Logical Disk Write Latency Analysis (Alerts: 0)

Disk Free Space for a Kernel Dump (Alerts: 0)

Process IO Data Operations/sec (Alerts: 18)

Process IO Other Operations/sec (Alerts: 554)

LogicalDisk Disk Transfers/sec (Alerts: 0)

Memory

Free System Page Table Entries (Alerts: 0)

Pool Non Paged Bytes (Alerts: 0)

Pool Paged Bytes (Alerts: 0)

Available Memory (Alerts: 3)

Memory Pages/sec (Alerts: 2)

Memory Leak Detection (Alerts: 0)

Handle Leak Detection (Alerts: 0)

Process Thread Count (Alerts: 0)

High Virtual Memory Usage (Alerts: 0)

Process Working Set (Alerts: 0)

Memory System Cache Resident Bytes (Alerts: 1)

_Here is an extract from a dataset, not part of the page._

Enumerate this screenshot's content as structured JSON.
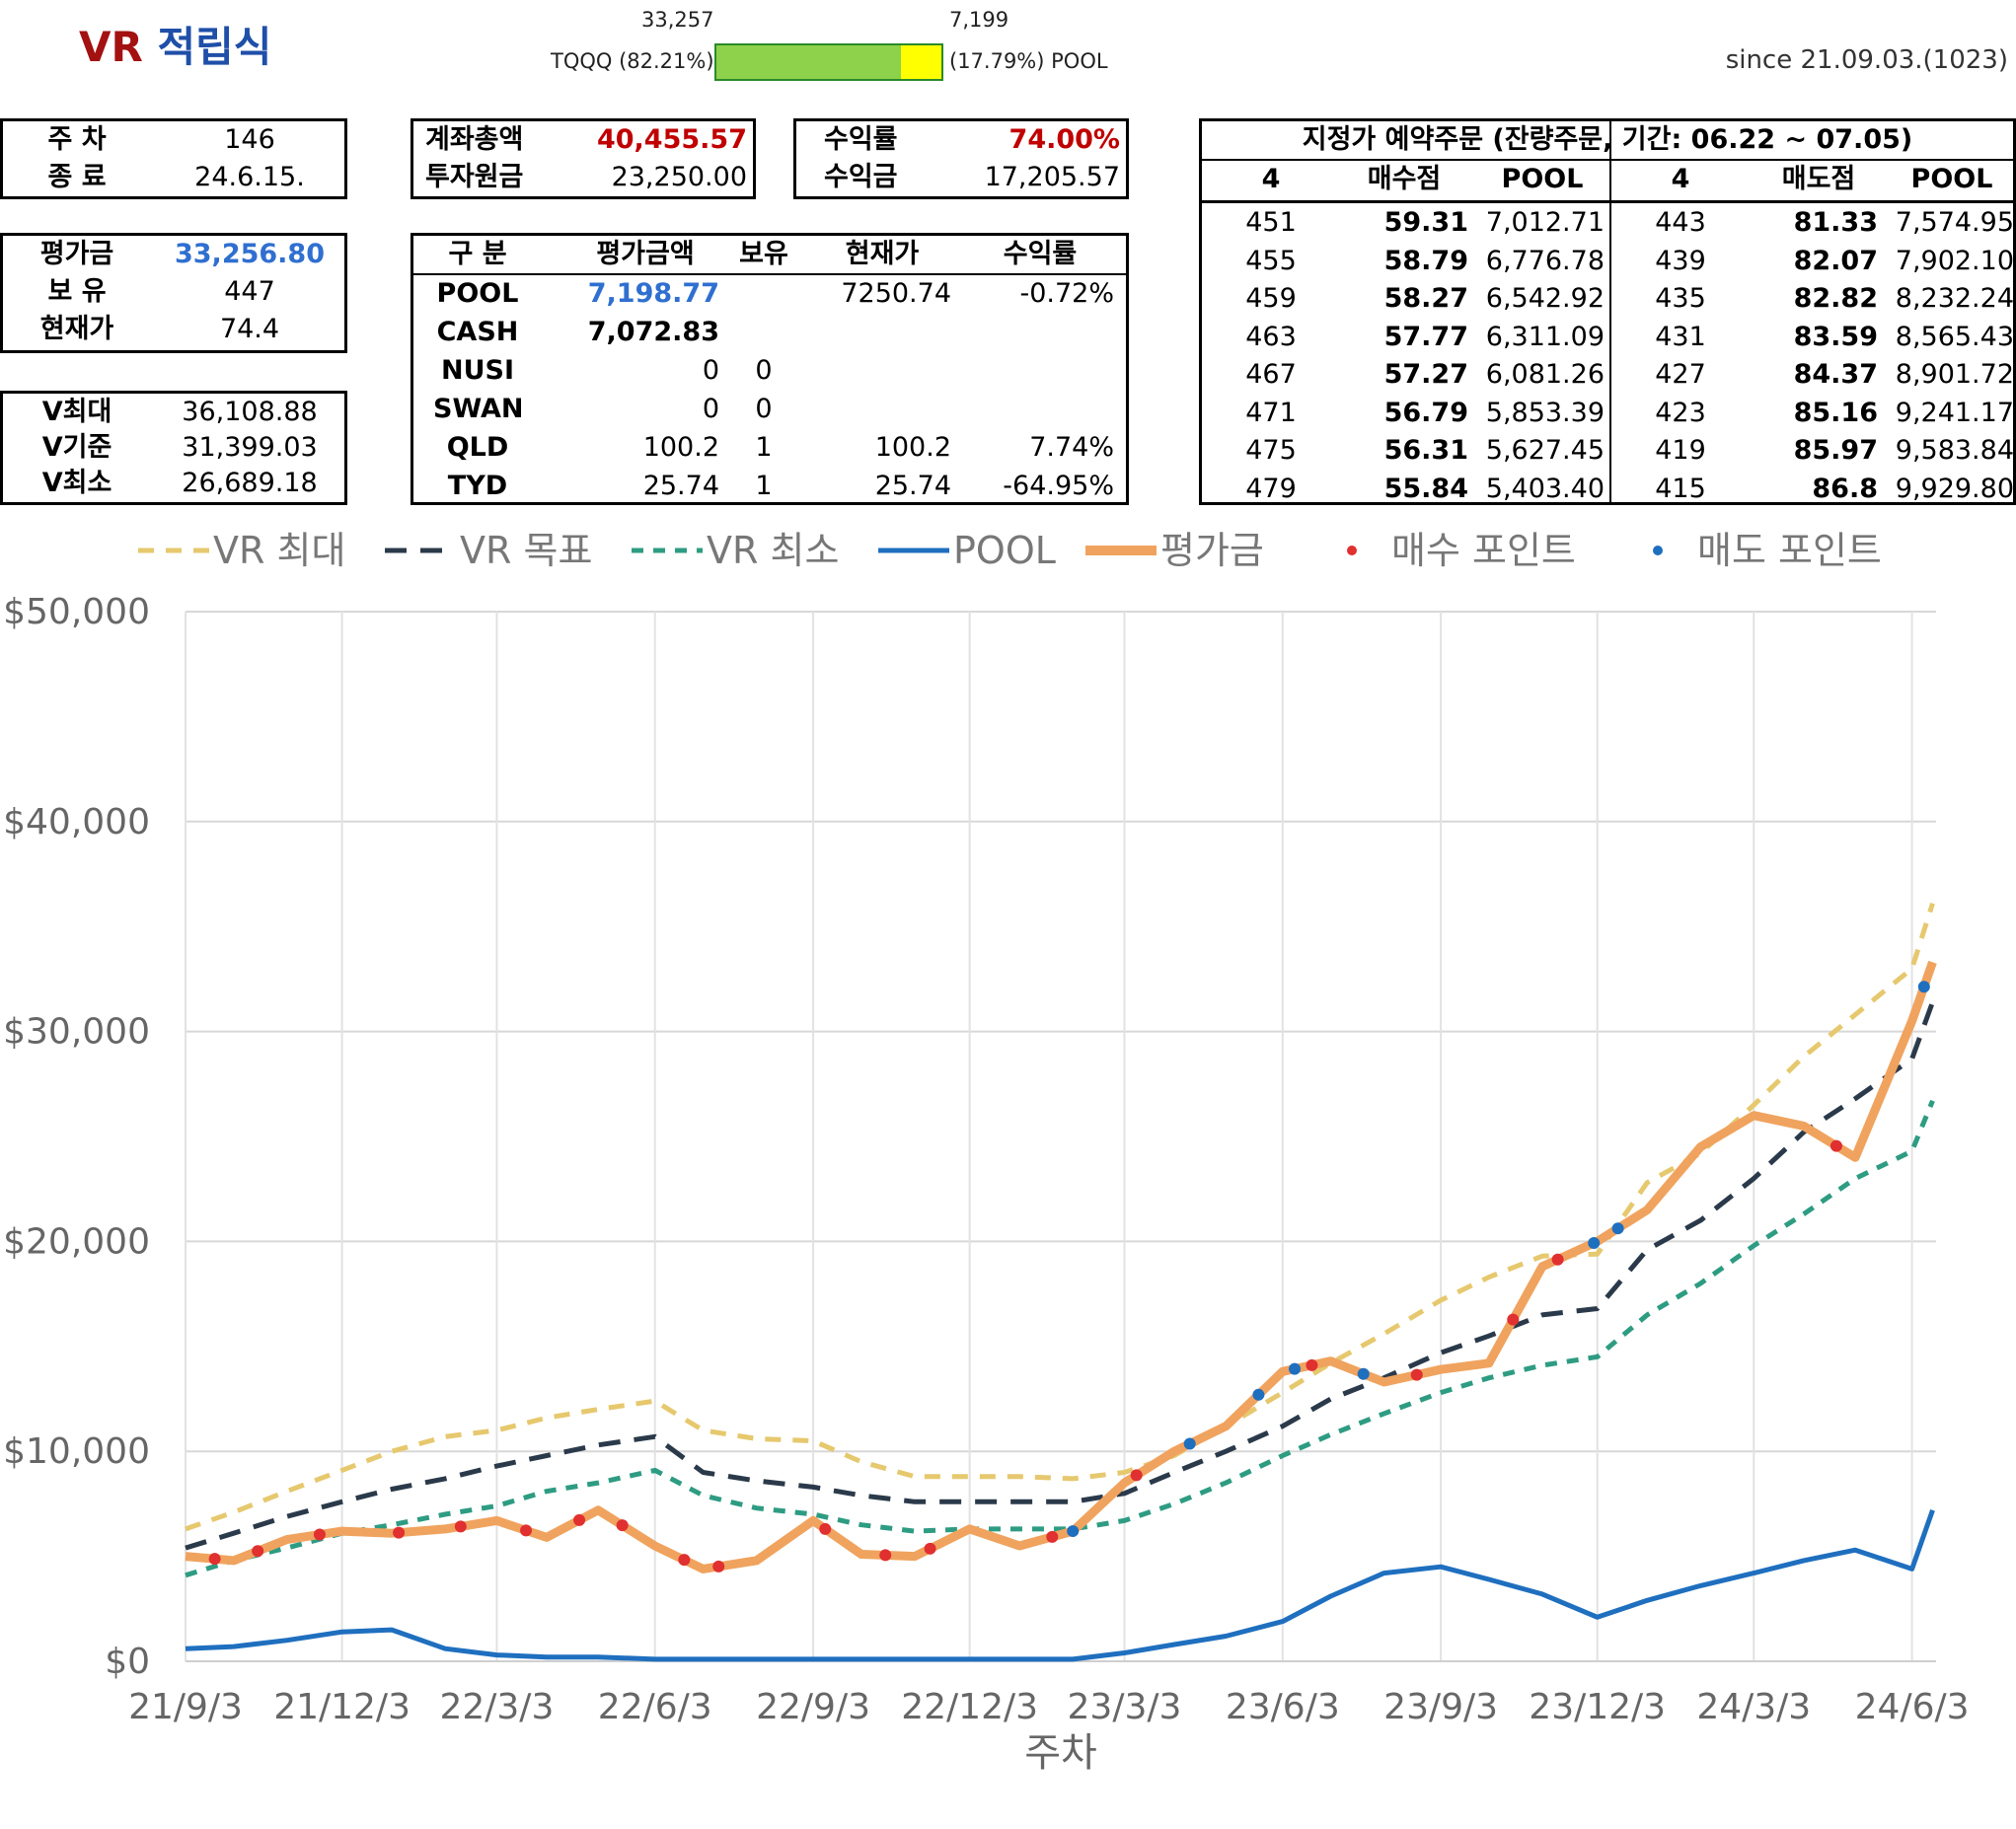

Memory Pages Input/sec (Alerts: 630)

Memory Percent Committed Bytes In Use (Alerts: 0)

 

 

Coordinator
Nov 24, 2009 at 8:34 AM

I have learned a lot after I initially wrote the PAL tool, but I have not updated the threshold files in PAL v1.x yet.

Page Inputs/sec accounts for all hard page faults, but not necessarily to the page file. This means that the hard page faults could be something as simple as backup software reading a memory mapped file. See my blog article, "The Case of the Phantom Page Faults" at http://blogs.technet.com/clinth/archive/2009/07/16/the-case-of-the-phantom-hard-page-faults.aspx.

There is no *easy* way to determine if a Windows computer is really running out of memory because of how it can trim working memory to the page file to reuse RAM. I met with the Windows product team last month and recommended new counters to be added to Windows to show page *file* reads/sec and write/sec, so we can actually get a better idea of when the computer is running out of memory. For now, we have to just look at the Available MBytes counter. If Available MBytes is less then 100MBs or less then 10% of RAM, then the computer is likely running out of RAM. If Pages/sec increases dramatically when Available MBytes goes down, then that is another clue, but not direct evidence.

When the computer runs out of RAM, the kernel will trim the working sets (RAM used by processes) and page them out. If the Commit Charge (all committed memory on the computer) gets close to the Commit Limit (RAM + page file(s)), then the computer will fail to allocate memory or the system will expand the page file which could lead to page file fragmentation.

If your company has a Microsoft Premier Support contract, then consider the Vital Signs workshop. It's a Windows architecture workshop that I teach that focuses on performance analysis.